SAN ANTONIO — Perhaps it's the kind of nervous anxiety some describe about the moment they fall in love? Reginald Thomas can't categorically say about the camera that left an indelible mark on him.
The Baltimore native recalls picking up his roommate's camera at college at Norfolk State University. The rest was sweat and love.
"Something about that moment, holding his camera, resonated with me in a way that I still don't know," Thomas said. "I do know that when I gave the camera back to him on that particular evening, my palms was sweating."
So began his life as a storyteller. Artless, at first.
But shooting whatever he could on campus – as well as learning to connect with people with the instrument in hand, watching YouTube sessions, diving into pictorial history and utilizing peer guidance – gave him a useful lens.
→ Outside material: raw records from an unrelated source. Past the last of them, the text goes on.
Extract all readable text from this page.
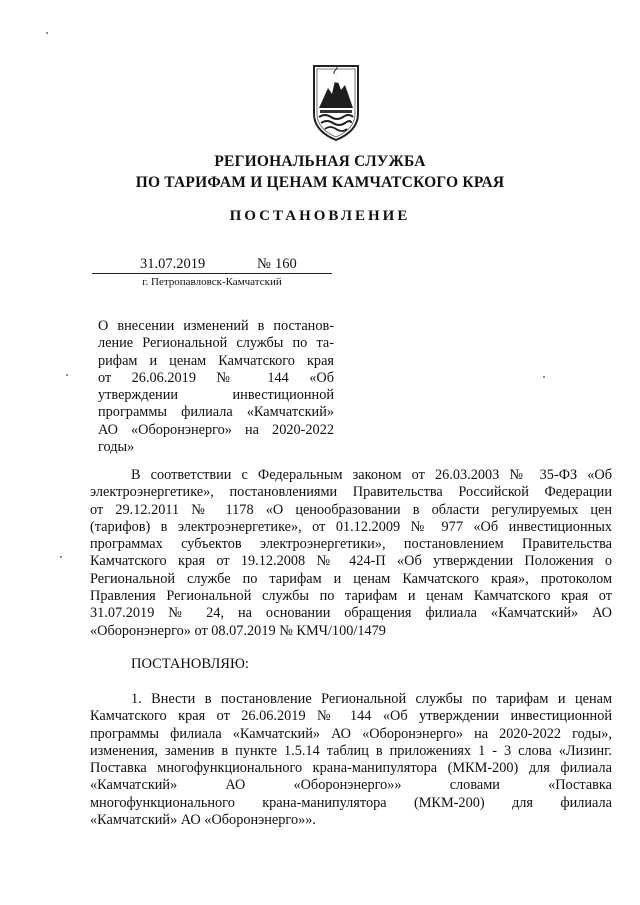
РЕГИОНАЛЬНАЯ СЛУЖБА
ПО ТАРИФАМ И ЦЕНАМ КАМЧАТСКОГО КРАЯ
ПОСТАНОВЛЕНИЕ
31.07.2019	№ 160
г. Петропавловск-Камчатский
О внесении изменений в постанов-
ление Региональной службы по та-
рифам и ценам Камчатского края
от 26.06.2019 № 144 «Об
утверждении инвестиционной
программы филиала «Камчатский»
АО «Оборонэнерго» на 2020-2022
годы»
В соответствии с Федеральным законом от 26.03.2003 № 35-ФЗ «Об
электроэнергетике», постановлениями Правительства Российской Федерации
от 29.12.2011 № 1178 «О ценообразовании в области регулируемых цен
(тарифов) в электроэнергетике», от 01.12.2009 № 977 «Об инвестиционных
программах субъектов электроэнергетики», постановлением Правительства
Камчатского края от 19.12.2008 № 424-П «Об утверждении Положения о
Региональной службе по тарифам и ценам Камчатского края», протоколом
Правления Региональной службы по тарифам и ценам Камчатского края от
31.07.2019 № 24, на основании обращения филиала «Камчатский» АО
«Оборонэнерго» от 08.07.2019 № КМЧ/100/1479
ПОСТАНОВЛЯЮ:
1. Внести в постановление Региональной службы по тарифам и ценам
Камчатского края от 26.06.2019 № 144 «Об утверждении инвестиционной
программы филиала «Камчатский» АО «Оборонэнерго» на 2020-2022 годы»,
изменения, заменив в пункте 1.5.14 таблиц в приложениях 1 - 3 слова «Лизинг.
Поставка многофункционального крана-манипулятора (МКМ-200) для филиала
«Камчатский» АО «Оборонэнерго»» словами «Поставка
многофункционального крана-манипулятора (МКМ-200) для филиала
«Камчатский» АО «Оборонэнерго»».
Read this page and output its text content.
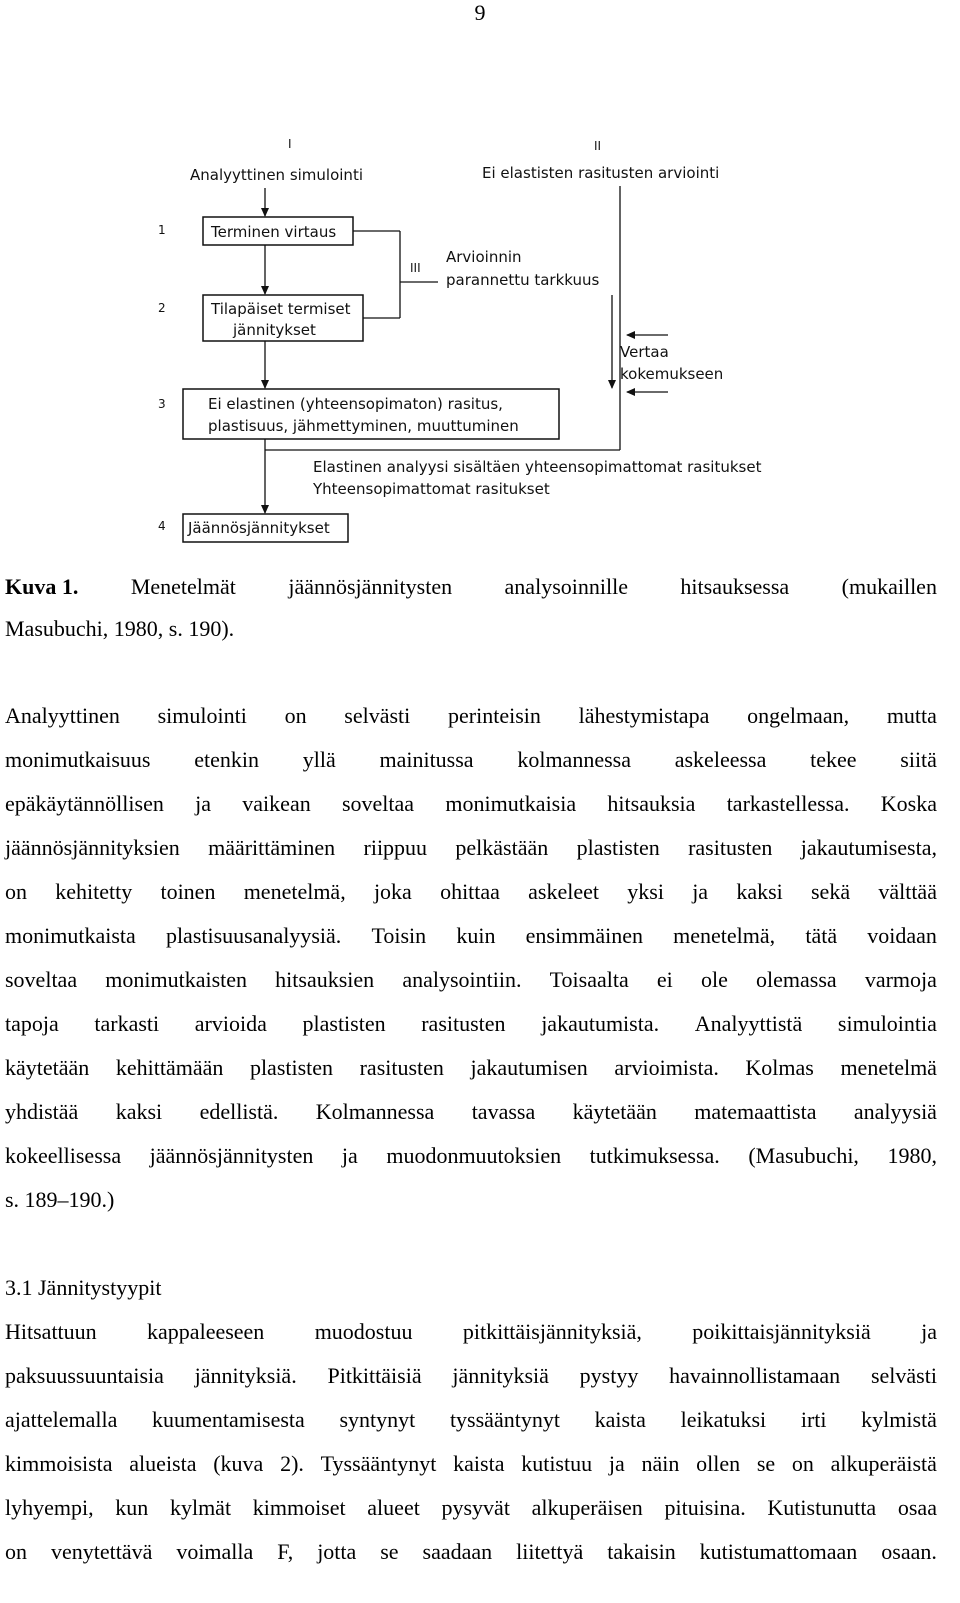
9
I	II
III
Analyyttinen simulointi	Ei elastisten rasitusten arviointi
1
2
3
4
Terminen virtaus
Tilapäiset termiset
jännitykset
Ei elastinen (yhteensopimaton) rasitus,
plastisuus, jähmettyminen, muuttuminen
Jäännösjännitykset
Arvioinnin
parannettu tarkkuus
Vertaa
kokemukseen
Elastinen analyysi sisältäen yhteensopimattomat rasitukset
Yhteensopimattomat rasitukset
Kuva 1. Menetelmät jäännösjännitysten analysoinnille hitsauksessa (mukaillen
Masubuchi, 1980, s. 190).
Analyyttinen simulointi on selvästi perinteisin lähestymistapa ongelmaan, mutta
monimutkaisuus etenkin yllä mainitussa kolmannessa askeleessa tekee siitä
epäkäytännöllisen ja vaikean soveltaa monimutkaisia hitsauksia tarkastellessa. Koska
jäännösjännityksien määrittäminen riippuu pelkästään plastisten rasitusten jakautumisesta,
on kehitetty toinen menetelmä, joka ohittaa askeleet yksi ja kaksi sekä välttää
monimutkaista plastisuusanalyysiä. Toisin kuin ensimmäinen menetelmä, tätä voidaan
soveltaa monimutkaisten hitsauksien analysointiin. Toisaalta ei ole olemassa varmoja
tapoja tarkasti arvioida plastisten rasitusten jakautumista. Analyyttistä simulointia
käytetään kehittämään plastisten rasitusten jakautumisen arvioimista. Kolmas menetelmä
yhdistää kaksi edellistä. Kolmannessa tavassa käytetään matemaattista analyysiä
kokeellisessa jäännösjännitysten ja muodonmuutoksien tutkimuksessa. (Masubuchi, 1980,
s. 189–190.)
3.1 Jännitystyypit
Hitsattuun kappaleeseen muodostuu pitkittäisjännityksiä, poikittaisjännityksiä ja
paksuussuuntaisia jännityksiä. Pitkittäisiä jännityksiä pystyy havainnollistamaan selvästi
ajattelemalla kuumentamisesta syntynyt tyssääntynyt kaista leikatuksi irti kylmistä
kimmoisista alueista (kuva 2). Tyssääntynyt kaista kutistuu ja näin ollen se on alkuperäistä
lyhyempi, kun kylmät kimmoiset alueet pysyvät alkuperäisen pituisina. Kutistunutta osaa
on venytettävä voimalla F, jotta se saadaan liitettyä takaisin kutistumattomaan osaan.
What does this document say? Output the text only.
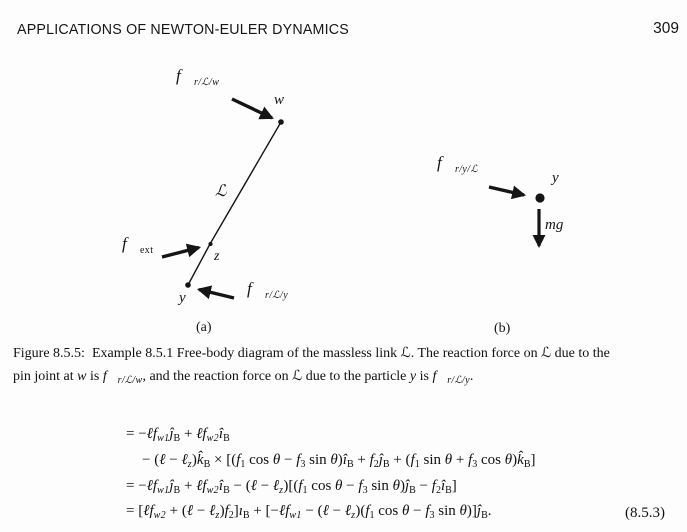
APPLICATIONS OF NEWTON-EULER DYNAMICS	309
$f⃗_{r/ℒ/w}$
w
ℒ
$f⃗_{ext}$	z
y	$f⃗_{r/ℒ/y}$
(a)
$f⃗_{r/y/ℒ}$
y
mg⃗
(b)
Figure 8.5.5:  Example 8.5.1 Free-body diagram of the massless link ℒ. The reaction force on ℒ due to the
pin joint at w is $f⃗_{r/ℒ/w}$, and the reaction force on ℒ due to the particle y is $f⃗_{r/ℒ/y}$.
= $-\ell f_{w1}ĵ_B$ + $\ell f_{w2}î_B$
− (ℓ − $\ell_z)k̂_B \times [(f_1$ $\cos \theta - f_3$ $\sin \theta)î_B$ + $f_2ĵ_B + (f_1$ $\sin \theta + f_3$ $\cos \theta)k̂_B$]
= $-\ell f_{w1}ĵ_B$ + $\ell f_{w2}î_B$ − (ℓ − $\ell_z)[(f_1$ $\cos \theta - f_3$ $\sin \theta)ĵ_B$ − $f_2î_B$]
= [ℓf$_{w2}$ + (ℓ − $\ell_z)f_2]ı_B$ + [−ℓf$_{w1}$ − (ℓ − $\ell_z)(f_1$ $\cos \theta - f_3$ $\sin \theta)]ĵ_B$.	(8.5.3)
"I kind of begged my mother for the rest of the semester to get a camera," he said.
Thomas is one of two children. His mother, Wanda, invested the $500 he wanted for a camera.
The summer of 2015 put the young photographer to the test as he followed the death of Freddie Gray in Baltimore.
Gray was arrested with a knife-like instrument on April 12. Baltimore Police handcuffed and shackled him without securing him in the back of a police van.
During his more than 40 minute trip to jail, the 25-year-old sustained a severed spinal cord. He died on April 15. Thomas' Baltimore reacted in a city-ripping fiery rage.
"I was actually in school when it happened," Thomas said. "I'm standing in the dorm room lobby watching CNN and all these different news outlets, and they keep showing burning buildings. They keep calling people rioters and looters."
According to Thomas, he was assigned to cover the fallout of Gray's death for a local paper. Six officers faced criminal charges in Gray's death, and none of them were convicted.
"It feels like a responsibility, at this point, to make sure I'm documenting history the right way."
Thomas' camera was no shield for the impact of the protests, the calls for justice, the energy of trauma.
"I think part of it is knowing how images and words shape peoples' perceptions of things and people," he said.
At a certain point, the photographer felt those were the only images the world wanted to see.
A shared responsibility, through imagery
"All those things that we consume are what we internalize, and process as this is the reality," said Wendy Boaglio Gratereaux, a marketing professor at the University of Texas at San Antonio. "And that's how we shape and define our reality."
Gratereaux says there's a newfound effort to fairly represent all races and ethnicities in media, but that wasn't always the case.
"Unfortunately, in some cases, some races aren't even really portrayed, right?" Gratereaux said.
In Thomas' case, he found that photographing Black trauma became overwhelming. He recalls, while covering the funeral of a young boy and his mother, seeing a woman who resembled his sister.
His emotions led him away from that assignment and news photography at large.
"While suffering is a part of our lives and trauma is a part of our lives, it's not the only experience we have," he said. "It's not the full scope of who we are as people."
According to Gratereaux, staffing issues and time constraints can lead to media coverage that perpetuates stereotypes. But news media isn't the only type of media, and it alone, she says, isn't to blame.
The professor said movies, television, marketing, sales and social media all share a responsibility to portray all races accurately.
"Scientifically speaking, everything imprints our personalities and the way that we view the world and other people," she said. "So if I have no representation of somebody that looks like me and has the same feelings and thoughts that I do, you feel very isolated and alone."
Then, Gratereaux said, there's the question of whether the media influences us or if it's the other way around. According to her, it's both.
"A large component of our learning is through imagery and visuals," Gratereaux said. "That's color, symbolism, style, everything. These things matter a lot to people because that's the way we express ourselves is, first, visually. And then people care what you have to say or do in most cases."
According to the marketing professor, some images of people and issues get strategically used to tap emotional pressure points.
"You have to make the pain greater than apathy," she said. "So you have to continue to highlight that pain, make it pervasive because then that person is motivated to maybe go vote."
Thomas' eye for good images landed him a gig with the Boston Red Sox. The development of his craft from that experience then led to his current job as team photographer for the San Antonio Spurs.
"People see athletes and (do) not consider them as human beings with emotions," Thomas said.
Heavy is the hand that carries the camera. Thomas tries to maximize and respect his access to the players of a storied NBA franchise.
"Moments that put them out there as people for people to feel closer to them, whether they playing basketball or not," he said.
Thomas' hands still get sweaty when he grabs his camera before a game, and he also drips with awareness about the power of his pictures.
"I spent a lot of time making this work," he said.